# Knives in the dishwasher...not a good idea



## carnivore (Apr 2, 2003)

i bought a set of decent knives awhile back--i think i paid $50 for them.  they really serve all my needs, just have to sharpen them every few uses.
i started washing them in the dishwasher (me being lazy) and the rivets that hold the blade to the handle starting popping out over several washes.
Is this a cheap set of knives, or should you just not ever dishwash your good kitchen knives?


----------



## oldcoot (Apr 3, 2003)

Popping rivets in knife handles?  Dishwasher or no, that is a manufacturing defect - I'd return the knives if possible.

Are your knives stainless or caarbon steel?  A good quality carbon steel will hold an "edge" better than stainless, but will discolor and rust unless given proper care.  Wiping eith   type by drawing it flat between the folds of a cloth towel after every use will help maintain the edge and cleanliness of the blade, reducing washing.

Do you sharpen with a stone or one of those metal gadgets?  A stone can give the best result, but is much more tedious.  And do you use an iron to maintain an adge?  (That's a round "file-like" rod with a handle, the knife being drawn across is at a low angle multiple times , often before each use.  It will definitely improve cutting and reduce resharpening!.)

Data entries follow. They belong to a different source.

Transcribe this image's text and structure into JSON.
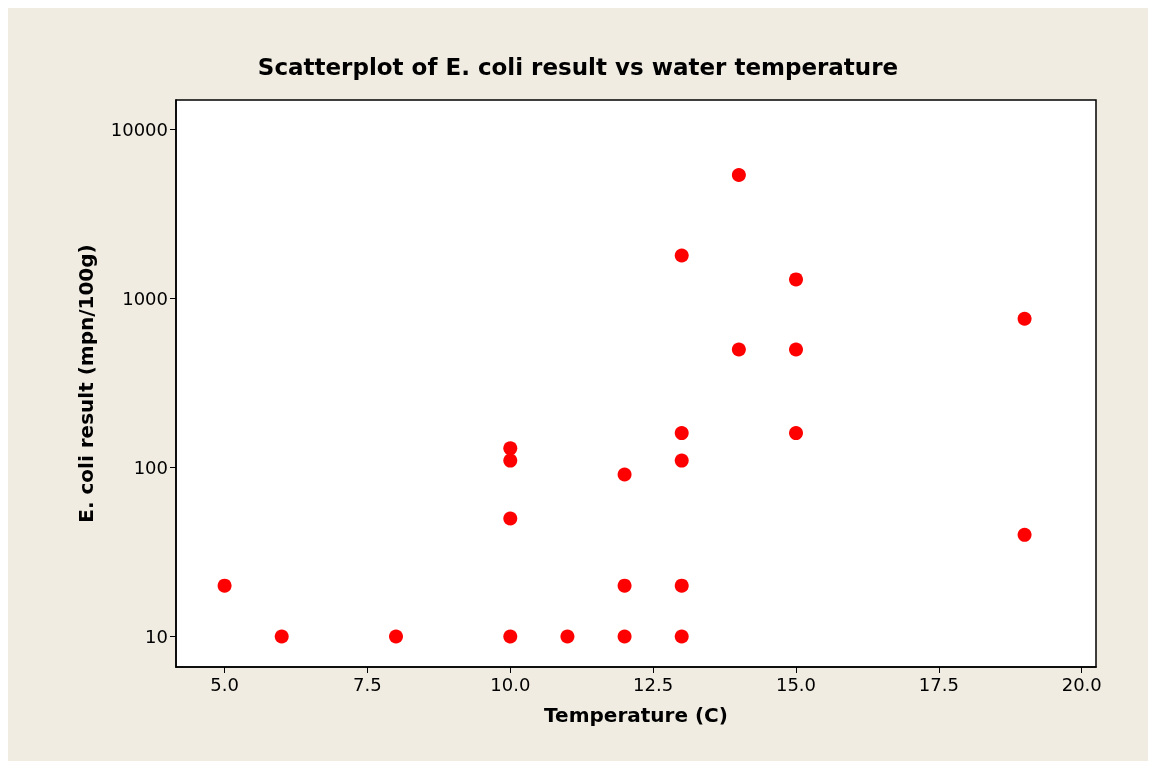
{
  "chart_data": {
    "type": "scatter",
    "title": "Scatterplot of E. coli result vs water temperature",
    "xlabel": "Temperature (C)",
    "ylabel": "E. coli result (mpn/100g)",
    "x": [
      5,
      6,
      8,
      10,
      11,
      12,
      13,
      10,
      10,
      10,
      12,
      12,
      13,
      13,
      13,
      13,
      14,
      14,
      15,
      15,
      15,
      19,
      19
    ],
    "series": [
      {
        "color": "#ff0000",
        "values": [
          20,
          10,
          10,
          10,
          10,
          10,
          10,
          50,
          110,
          130,
          91,
          20,
          20,
          110,
          160,
          1800,
          5400,
          500,
          1300,
          500,
          160,
          760,
          40
        ]
      }
    ],
    "log": "y",
    "xlim": [
      4.15,
      20.25
    ],
    "ylim": [
      6.6,
      15000
    ],
    "xticks": [
      {
        "value": 5,
        "label": "5.0"
      },
      {
        "value": 7.5,
        "label": "7.5"
      },
      {
        "value": 10,
        "label": "10.0"
      },
      {
        "value": 12.5,
        "label": "12.5"
      },
      {
        "value": 15,
        "label": "15.0"
      },
      {
        "value": 17.5,
        "label": "17.5"
      },
      {
        "value": 20,
        "label": "20.0"
      }
    ],
    "yticks": [
      10,
      100,
      1000,
      10000
    ],
    "grid": false,
    "marker": "circle"
  }
}
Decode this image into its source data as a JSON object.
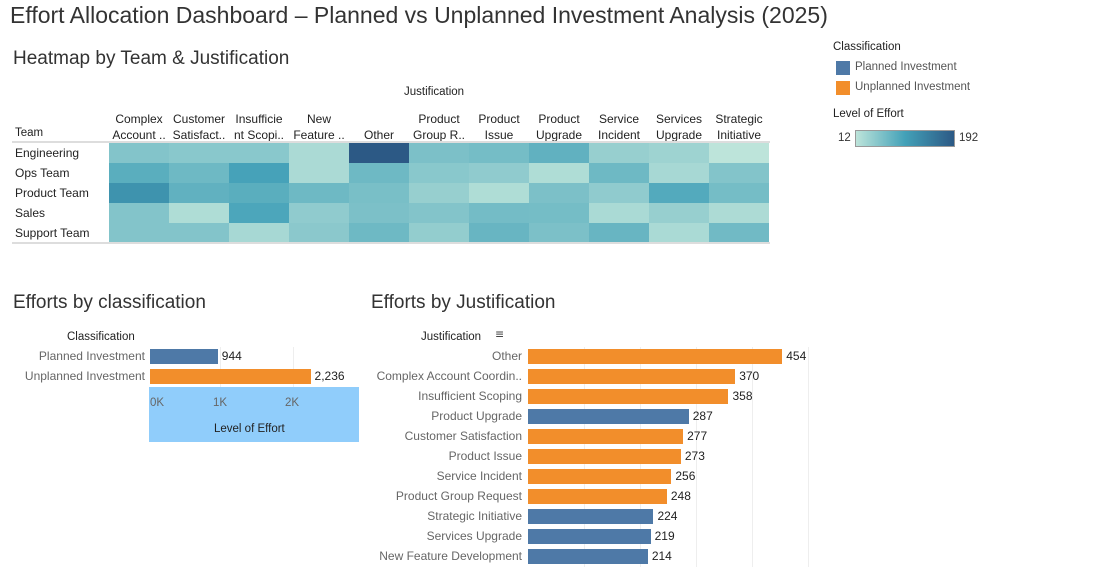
{
  "title": "Effort Allocation Dashboard – Planned vs Unplanned Investment Analysis (2025)",
  "colors": {
    "planned": "#4e79a7",
    "unplanned": "#f28e2b",
    "axis_highlight": "#90cdfb"
  },
  "legend": {
    "classification_title": "Classification",
    "items": [
      {
        "label": "Planned Investment",
        "color": "#4e79a7"
      },
      {
        "label": "Unplanned Investment",
        "color": "#f28e2b"
      }
    ],
    "effort_title": "Level of Effort",
    "min": "12",
    "max": "192"
  },
  "chart_data": [
    {
      "type": "heatmap",
      "title": "Heatmap by Team & Justification",
      "xlabel": "Justification",
      "ylabel": "Team",
      "columns": [
        [
          "Complex",
          "Account .."
        ],
        [
          "Customer",
          "Satisfact.."
        ],
        [
          "Insufficie",
          "nt Scopi.."
        ],
        [
          "New",
          "Feature .."
        ],
        [
          "",
          "Other"
        ],
        [
          "Product",
          "Group R.."
        ],
        [
          "Product",
          "Issue"
        ],
        [
          "Product",
          "Upgrade"
        ],
        [
          "Service",
          "Incident"
        ],
        [
          "Services",
          "Upgrade"
        ],
        [
          "Strategic",
          "Initiative"
        ]
      ],
      "rows": [
        "Engineering",
        "Ops Team",
        "Product Team",
        "Sales",
        "Support Team"
      ],
      "values": [
        [
          55,
          50,
          50,
          25,
          192,
          60,
          65,
          80,
          40,
          35,
          12
        ],
        [
          85,
          70,
          100,
          25,
          70,
          50,
          45,
          22,
          70,
          28,
          55
        ],
        [
          120,
          80,
          85,
          70,
          62,
          40,
          22,
          60,
          45,
          90,
          65
        ],
        [
          55,
          22,
          95,
          45,
          60,
          55,
          66,
          65,
          26,
          40,
          24
        ],
        [
          55,
          55,
          28,
          49,
          70,
          43,
          75,
          60,
          75,
          26,
          68
        ]
      ],
      "color_range": [
        12,
        192
      ]
    },
    {
      "type": "bar",
      "title": "Efforts by classification",
      "ylabel": "Classification",
      "xlabel": "Level of Effort",
      "categories": [
        "Planned Investment",
        "Unplanned Investment"
      ],
      "values": [
        944,
        2236
      ],
      "labels": [
        "944",
        "2,236"
      ],
      "ticks": [
        "0K",
        "1K",
        "2K"
      ],
      "xlim": [
        0,
        2800
      ]
    },
    {
      "type": "bar",
      "title": "Efforts by Justification",
      "ylabel": "Justification",
      "categories": [
        "Other",
        "Complex Account Coordin..",
        "Insufficient Scoping",
        "Product Upgrade",
        "Customer Satisfaction",
        "Product Issue",
        "Service Incident",
        "Product Group Request",
        "Strategic Initiative",
        "Services Upgrade",
        "New Feature Development"
      ],
      "values": [
        454,
        370,
        358,
        287,
        277,
        273,
        256,
        248,
        224,
        219,
        214
      ],
      "classification": [
        "Unplanned Investment",
        "Unplanned Investment",
        "Unplanned Investment",
        "Planned Investment",
        "Unplanned Investment",
        "Unplanned Investment",
        "Unplanned Investment",
        "Unplanned Investment",
        "Planned Investment",
        "Planned Investment",
        "Planned Investment"
      ],
      "xlim": [
        0,
        500
      ]
    }
  ]
}
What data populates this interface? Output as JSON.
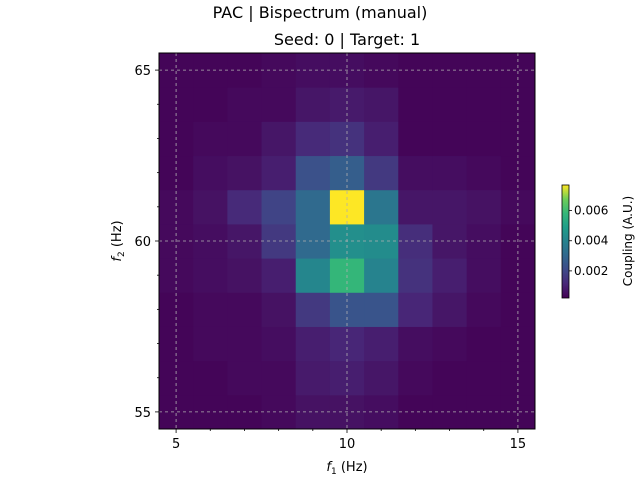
{
  "chart_data": {
    "type": "heatmap",
    "suptitle": "PAC | Bispectrum (manual)",
    "title": "Seed: 0 | Target: 1",
    "xlabel_main": "f",
    "xlabel_sub": "1",
    "xlabel_unit": " (Hz)",
    "ylabel_main": "f",
    "ylabel_sub": "2",
    "ylabel_unit": " (Hz)",
    "x": [
      5,
      6,
      7,
      8,
      9,
      10,
      11,
      12,
      13,
      14,
      15
    ],
    "y": [
      55,
      56,
      57,
      58,
      59,
      60,
      61,
      62,
      63,
      64,
      65
    ],
    "xlim": [
      4.5,
      15.5
    ],
    "ylim": [
      54.5,
      65.5
    ],
    "xticks": [
      5,
      10,
      15
    ],
    "xtick_labels": [
      "5",
      "10",
      "15"
    ],
    "yticks": [
      55,
      60,
      65
    ],
    "ytick_labels": [
      "55",
      "60",
      "65"
    ],
    "grid": true,
    "colormap": "viridis",
    "vmin": 0.0002,
    "vmax": 0.0077,
    "colorbar_label": "Coupling (A.U.)",
    "colorbar_ticks": [
      0.002,
      0.004,
      0.006
    ],
    "colorbar_tick_labels": [
      "0.002",
      "0.004",
      "0.006"
    ],
    "values": [
      [
        0.0003,
        0.0003,
        0.0003,
        0.0004,
        0.0006,
        0.0006,
        0.0005,
        0.0003,
        0.0003,
        0.0003,
        0.0003
      ],
      [
        0.0003,
        0.0003,
        0.0004,
        0.0004,
        0.0008,
        0.0009,
        0.0007,
        0.0004,
        0.0003,
        0.0003,
        0.0003
      ],
      [
        0.0003,
        0.0004,
        0.0004,
        0.0005,
        0.0009,
        0.0011,
        0.0009,
        0.0005,
        0.0004,
        0.0003,
        0.0003
      ],
      [
        0.0003,
        0.0004,
        0.0004,
        0.0006,
        0.0016,
        0.0024,
        0.0024,
        0.0011,
        0.0007,
        0.0004,
        0.0003
      ],
      [
        0.0004,
        0.0005,
        0.0006,
        0.0009,
        0.0041,
        0.0058,
        0.004,
        0.0014,
        0.0009,
        0.0005,
        0.0003
      ],
      [
        0.0004,
        0.0005,
        0.0007,
        0.0016,
        0.0031,
        0.0044,
        0.0043,
        0.0013,
        0.0007,
        0.0005,
        0.0003
      ],
      [
        0.0004,
        0.0006,
        0.0012,
        0.0019,
        0.0031,
        0.0077,
        0.0035,
        0.0007,
        0.0007,
        0.0006,
        0.0004
      ],
      [
        0.0003,
        0.0005,
        0.0006,
        0.0009,
        0.0023,
        0.0027,
        0.0016,
        0.0005,
        0.0005,
        0.0004,
        0.0003
      ],
      [
        0.0003,
        0.0004,
        0.0004,
        0.0007,
        0.0012,
        0.0014,
        0.0009,
        0.0003,
        0.0003,
        0.0003,
        0.0003
      ],
      [
        0.0003,
        0.0003,
        0.0004,
        0.0004,
        0.0007,
        0.0008,
        0.0007,
        0.0003,
        0.0003,
        0.0003,
        0.0003
      ],
      [
        0.0003,
        0.0003,
        0.0003,
        0.0004,
        0.0005,
        0.0005,
        0.0004,
        0.0003,
        0.0003,
        0.0003,
        0.0003
      ]
    ]
  }
}
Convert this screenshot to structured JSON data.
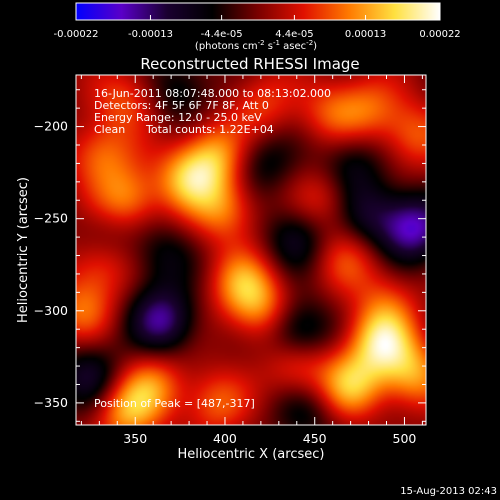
{
  "colorbar": {
    "tick_labels": [
      "-0.00022",
      "-0.00013",
      "-4.4e-05",
      "4.4e-05",
      "0.00013",
      "0.00022"
    ],
    "tick_values": [
      -0.00022,
      -0.00013,
      -4.4e-05,
      4.4e-05,
      0.00013,
      0.00022
    ],
    "range": [
      -0.00022,
      0.00022
    ],
    "unit_label": "(photons cm",
    "unit_exp1": "-2",
    "unit_mid": " s",
    "unit_exp2": "-1",
    "unit_mid2": " asec",
    "unit_exp3": "-2",
    "unit_close": ")",
    "colors": [
      "#0000ff",
      "#5a00c8",
      "#1a0030",
      "#000000",
      "#7a0000",
      "#e01000",
      "#ff7a00",
      "#ffe040",
      "#ffffff"
    ]
  },
  "info": {
    "line1": "16-Jun-2011 08:07:48.000 to 08:13:02.000",
    "line2": "Detectors: 4F 5F 6F 7F 8F, Att 0",
    "line3": "Energy Range: 12.0 - 25.0 keV",
    "line4a": "Clean",
    "line4b": "Total counts: 1.22E+04",
    "peak": "Position of Peak = [487,-317]"
  },
  "footer": {
    "date": "15-Aug-2013 02:43"
  },
  "chart_data": {
    "type": "heatmap",
    "title": "Reconstructed RHESSI Image",
    "xlabel": "Heliocentric X (arcsec)",
    "ylabel": "Heliocentric Y (arcsec)",
    "xlim": [
      317,
      512
    ],
    "ylim": [
      -362,
      -172
    ],
    "xticks": [
      350,
      400,
      450,
      500
    ],
    "yticks": [
      -350,
      -300,
      -250,
      -200
    ],
    "xtick_labels": [
      "350",
      "400",
      "450",
      "500"
    ],
    "ytick_labels": [
      "−350",
      "−300",
      "−250",
      "−200"
    ],
    "peak_position": [
      487,
      -317
    ],
    "sources": [
      {
        "x": 487,
        "y": -317,
        "v": 1.0
      },
      {
        "x": 470,
        "y": -340,
        "v": 0.85
      },
      {
        "x": 505,
        "y": -335,
        "v": 0.75
      },
      {
        "x": 440,
        "y": -330,
        "v": 0.6
      },
      {
        "x": 380,
        "y": -228,
        "v": 0.85
      },
      {
        "x": 395,
        "y": -215,
        "v": 0.7
      },
      {
        "x": 400,
        "y": -245,
        "v": 0.65
      },
      {
        "x": 345,
        "y": -240,
        "v": 0.75
      },
      {
        "x": 330,
        "y": -215,
        "v": 0.6
      },
      {
        "x": 410,
        "y": -285,
        "v": 0.7
      },
      {
        "x": 420,
        "y": -300,
        "v": 0.6
      },
      {
        "x": 345,
        "y": -355,
        "v": 0.75
      },
      {
        "x": 360,
        "y": -340,
        "v": 0.6
      },
      {
        "x": 395,
        "y": -350,
        "v": 0.55
      },
      {
        "x": 320,
        "y": -300,
        "v": 0.55
      },
      {
        "x": 330,
        "y": -275,
        "v": 0.5
      },
      {
        "x": 460,
        "y": -192,
        "v": 0.5
      },
      {
        "x": 455,
        "y": -240,
        "v": 0.45
      },
      {
        "x": 480,
        "y": -190,
        "v": 0.5
      },
      {
        "x": 505,
        "y": -205,
        "v": 0.55
      },
      {
        "x": 345,
        "y": -185,
        "v": 0.5
      },
      {
        "x": 420,
        "y": -188,
        "v": 0.45
      },
      {
        "x": 468,
        "y": -272,
        "v": 0.45
      },
      {
        "x": 490,
        "y": -295,
        "v": 0.4
      },
      {
        "x": 505,
        "y": -255,
        "v": -1.0
      },
      {
        "x": 365,
        "y": -305,
        "v": -0.9
      },
      {
        "x": 440,
        "y": -312,
        "v": -0.75
      },
      {
        "x": 325,
        "y": -335,
        "v": -0.6
      },
      {
        "x": 470,
        "y": -220,
        "v": -0.5
      },
      {
        "x": 440,
        "y": -260,
        "v": -0.55
      },
      {
        "x": 420,
        "y": -220,
        "v": -0.45
      },
      {
        "x": 480,
        "y": -248,
        "v": -0.55
      },
      {
        "x": 365,
        "y": -270,
        "v": -0.4
      },
      {
        "x": 375,
        "y": -180,
        "v": -0.45
      },
      {
        "x": 445,
        "y": -355,
        "v": -0.4
      },
      {
        "x": 335,
        "y": -258,
        "v": -0.3
      }
    ]
  }
}
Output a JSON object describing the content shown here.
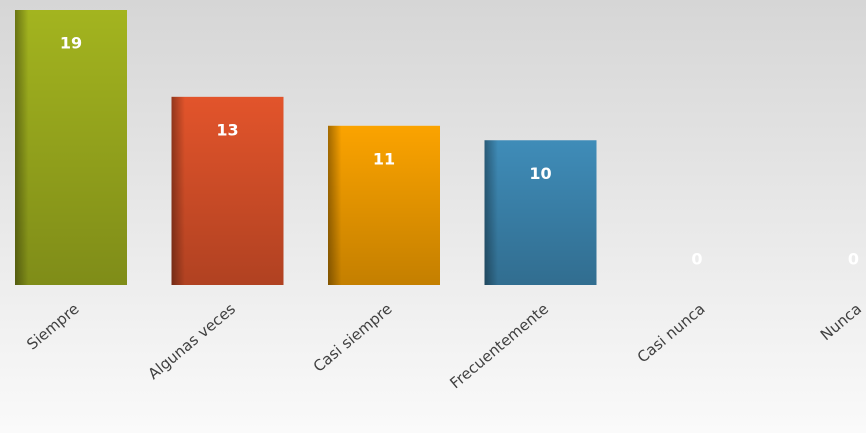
{
  "chart_data": {
    "type": "bar",
    "categories": [
      "Siempre",
      "Algunas veces",
      "Casi siempre",
      "Frecuentemente",
      "Casi nunca",
      "Nunca"
    ],
    "values": [
      19,
      13,
      11,
      10,
      0,
      0
    ],
    "colors": [
      "#a3b41f",
      "#e2542b",
      "#fba300",
      "#3f8cb8",
      "#9aab1e",
      "#9aab1e"
    ],
    "ylim": [
      0,
      19
    ]
  }
}
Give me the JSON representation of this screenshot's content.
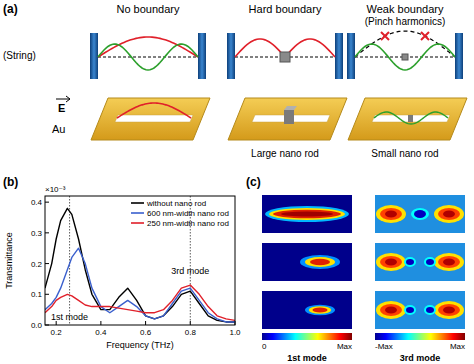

Then knives should be kept in a wooden knife block, NEVER in a drawer! For both your and the knife's safety.!


----------



## carnivore (Apr 3, 2003)

hi oldcoot
unfortunately i don't have the box or the receipt for the knives.  they seem to do fine except when i dishwash them (which i'm not doing anymore).
They are stainless steel, and i sharpen them with an "iron"--it works well, and it's fast.  i do store them in the wooden block they came in.


----------



## GB (Jul 14, 2004)

It is usually not a good idea to run your knives through the dishwasher. The drying cycle can damage the handles and create small (and not so small) cracks where little nasties can get in.


----------



## LMJ (Jul 14, 2004)

I still love my dollar store chef's knives. Can just throw them away if they wear out, but after a year, they're still both wonderfully sharp.  8)


----------